Esther Planas

Copyright 2023

In the first pic here (taken by Javier Vallhonrat in 1978 in Madrid) I am dressed as a "Flamenca". It was Javier's stylist and assistant who dressed me like this. I was hoping to get a few pictures in order to be represented as the actress I wanted to be. It was then too when it became obvious that my face or nose was not on the lucky side of the Spanish beauty cannon. An abyss of time has gone. I wonder once more about stereotypes and identity. For Javier, and others, I was looking as a Carmen, as a Flamenca, how far this was or is not an identity beyond being or not a Roma or a Gypsy? We can consider these appearances or lookalikes in contrast with the conversos, Marranos, and moriscos that were left to hide in our weirdly colonised ancient lands. But, what it really meant to be or feel like a Flamenca?

This constant revision of and self-awareness about knowing that we were considered as a folkloric subject and how the tourist gaze placed many of us came as a cultural shock and an identity crisis. Especially in London during my short stays to learn dance in 1979-1982, where I was depreciated, looked down as a nobody, and made me feel like a ghost who came from exotic Spain. One illustrating anecdote happen when I was trying to get El Ballet Contemporani de Barcelona (with whom I was very close) for the Umbrella Festival second editions, I was asked to understand that The Contemporary was made and produced in UK or USA and advised to promote only Flamenco style dancers or works from Federico García Lorca, by the director of the International Dept of The Arts Council UK.

Here a bit more of the Ballet Contemporani de Barcelona:

More experiences like that one in nature drew me to revise and to look back at my own "supposed difference" and thus at that supposed retarded social, national, or folkloric context that those English cultural agents had pointed out so clearly at me. After falling ill in 1983 and having to stop dance as my main practice, I produced the magazine V.O. 1984/5, which included all the connections across Spain and featured artists and cultural thinkers, in what today could be defined as an intuitive attempt to edit and contribute a sort of Visual Culture/ Critical Theory publication. In the last attempt of publishing with someone who had approached me as producers (sponsors), I wanted to get rid of all that had to do with what I felt was a colonialist sort of supremacist anglo western domination of my own Southern European culture and an impossibility to have a horizontal conversation with any of them.

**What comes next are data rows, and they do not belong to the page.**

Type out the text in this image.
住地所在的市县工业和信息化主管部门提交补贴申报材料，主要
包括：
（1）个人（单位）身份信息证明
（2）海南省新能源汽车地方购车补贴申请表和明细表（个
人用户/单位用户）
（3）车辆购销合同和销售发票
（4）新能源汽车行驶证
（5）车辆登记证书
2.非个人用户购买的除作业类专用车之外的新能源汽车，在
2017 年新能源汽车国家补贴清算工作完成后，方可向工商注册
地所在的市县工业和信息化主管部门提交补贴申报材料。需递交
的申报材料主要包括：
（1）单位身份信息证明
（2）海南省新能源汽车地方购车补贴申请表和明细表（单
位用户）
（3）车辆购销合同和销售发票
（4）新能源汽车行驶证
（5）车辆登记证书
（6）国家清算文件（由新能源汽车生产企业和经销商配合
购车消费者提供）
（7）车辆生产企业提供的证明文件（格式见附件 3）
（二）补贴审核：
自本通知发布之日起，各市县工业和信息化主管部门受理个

By the time in 1983, I was already deeply dissatisfied with the events in the social context of arts and culture in the superficial Spanish post-Francoist transition times. For years I had been experiencing and questioning the issue of that that was silenced in history for us. The reality of being Arab and Jewish that belongs to the Iberian peninsula. It was in 1984 that I explored the theme of my editorial project V.O. on to Mediterranean cultural studies as its objective, but sadly I was only able to produce one issue called Cerca del Mar. I had learned how the tourist gaze (which is equivalent to colonialist looks of our context) that was imposed on us, by the anglo-spheric imaginaries and then I was working between themes that linked me with biographic memories. What all this English, USA's tourist gaze had to do with our reality? Did we perform for them "the Spaniard stereotype as in the Welcome Mister Marshall film by Jose María Berlanga?

Today, and for a long while, the shape of a world is engulfed by the anglo-sphere and it's euro-centric norths that have totally divided the coastal sites from where some of us come from and produces us.
Those cultural sediments that perversely were made obsolete, are still part of many basic unconscious but familiar ways in which we relate to our geographies and how memory suppressed has to do with background and history. The Mediterranean, its geography, shape, and blue waters will become our sole guidelines, a feeling of belonging on motion and exchange around all cultures that are travelers or escaping political unrest, as once were the Jews who left under the Roman Empire's destruction and colonisation of Jerusalem and its lands. Simple quotidian actions, gestures, cleaning, building, dancing, cooking, selling fish, etc. the duress of the Mediterranean winters. Its poverty, its nature as an object of desire for the peoples of the Global or the old-barbaric and ancestral North, as Jose Luis Racionero had pointed out during the '70s when he came back from Berkley. But there are certainly misleading and imported theories which claims, that applies to the USA or Latin America under the tag Global South, that is dangerously flattening-up the complexity of a world (The Mediterranean connections) which on itself contains the worlds and civilisations with its migrations, diasporas, wars and the ongoing crisis of millenary dynamics clashes with our Mediterranean realities which have been subsumed to the point of this flattening fallacy by which many are described today.